Kyle Schwarber authored one of the best Cubs stories of the last decade or longer in 2016, coming back from a catastrophic knee injury suffered in the team’s third game of the season to play the role of World Series hero. His return even prompted conspiracy theories that he wasn’t really hurt and that it was all part of a plot by MLB to hand the Cubs a title.
Seriously, that was a thing.
But now it’s starting to feel like he hired Stephen King to ghostwrite his story, since all the speculation about being non-tendered would make for a really crappy ending. Most of this is being driven by the narrative that the Cubs are looking to dramatically reduce payroll following 2020’s revenue shortfall, but Schwarber’s performance hasn’t lived up to expectations.
There will be many players nontendered tomorrow, and big names. But Kris Bryant will not be one of them. Chance longtime teammates Kyle Schwarber and/or Albert Almora are among many MLB nontenders, but Cubs see KB’s .889 career OPS. They will consider trades for KB though.
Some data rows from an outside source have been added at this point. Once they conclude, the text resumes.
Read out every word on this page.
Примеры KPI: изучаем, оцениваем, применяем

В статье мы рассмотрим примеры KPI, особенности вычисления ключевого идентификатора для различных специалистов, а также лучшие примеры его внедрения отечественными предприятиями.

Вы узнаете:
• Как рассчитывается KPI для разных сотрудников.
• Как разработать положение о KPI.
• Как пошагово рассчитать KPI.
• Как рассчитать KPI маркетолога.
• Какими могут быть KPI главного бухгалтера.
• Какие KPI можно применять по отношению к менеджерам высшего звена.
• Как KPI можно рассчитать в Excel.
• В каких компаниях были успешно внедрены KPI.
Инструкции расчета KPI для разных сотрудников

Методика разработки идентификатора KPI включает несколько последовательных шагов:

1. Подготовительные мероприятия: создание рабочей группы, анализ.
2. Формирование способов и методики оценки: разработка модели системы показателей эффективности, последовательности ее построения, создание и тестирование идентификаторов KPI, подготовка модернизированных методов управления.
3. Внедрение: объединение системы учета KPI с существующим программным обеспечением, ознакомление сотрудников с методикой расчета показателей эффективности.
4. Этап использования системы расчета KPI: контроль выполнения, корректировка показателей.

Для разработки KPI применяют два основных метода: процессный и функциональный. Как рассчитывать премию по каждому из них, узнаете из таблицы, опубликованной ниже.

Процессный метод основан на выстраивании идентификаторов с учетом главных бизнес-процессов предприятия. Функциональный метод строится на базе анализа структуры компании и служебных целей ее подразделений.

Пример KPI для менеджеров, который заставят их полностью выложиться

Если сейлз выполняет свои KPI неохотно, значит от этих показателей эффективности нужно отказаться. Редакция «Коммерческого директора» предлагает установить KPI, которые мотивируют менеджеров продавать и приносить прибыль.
— Jon Heyman (@JonHeyman) December 1, 2020
While his offensive production has been above-average in each season other than 2016 and 2020, his hit tool has been disappointing and he needs to display prodigious power to make up for it. Given their need to diversify offensively while remaining cost-conscious, the Cubs might see Schwarber and his $8 million salary as expendable.
Excuse me for a moment, I just threw up in my mouth a little after typing that.
There’s also the idea that Schwarber represents exactly the kind of hard decision Theo Epstein avoided by stepping away a year early. Along with potentially trading Kris Bryant and/or other core players, several of whom this front office drafted, the stark reality of the situation is that the Cubs’ roster will look different in 2021. Jed Hoyer was obviously part of that process, but Epstein always seemed like the one with stronger emotional ties to “his guys.”
Even if Schwarber being non-tendered isn’t very likely, the fact that it can even be discussed as a reasonable possibility on the eve of the December 2 deadline is jarring. I’m not sure whether that’s more a matter of having grown too comfortable with the same group or several years or believing that the Cubs should never have to cut a player loose in a budget crunch. Actually, it’s both.
But if I allow myself to step back from my dedicated role as a Schwarber honk, the truth of the matter is that he may be one of the easier everyday players to replace at a lower cost. Going with a platoon combo of Hunter Renfroe and Brian O’Grady — or choose your own pair of similar players — would improve the Cubs’ outfield defense while at the same time giving the offense a little more depth.
And before you go fussing about batting averages, take the time to peruse the linked piece above and dig through more applicable stats.
Look, I’m a sentimental guy and can totally commiserate with Epstein because I’d never be able to make the tough calls on players I really loved. Other than the lack of an Ivy League degree, the right connections, or any semblance of experience, my soft heart is probably the biggest thing keeping from being mentioned in connection with front office openings. That said, this gig has forced me to be more objective than my fandom would typically allow.
I won’t be surprised either way by what the Cubs decide with Schwarber, though I think tendering him a deal is the most likely outcome. From that point, I’m 50/50 on whether he’s traded. Wednesday is the first step in the process, after which we may need to wait a few weeks for things to really gain steam.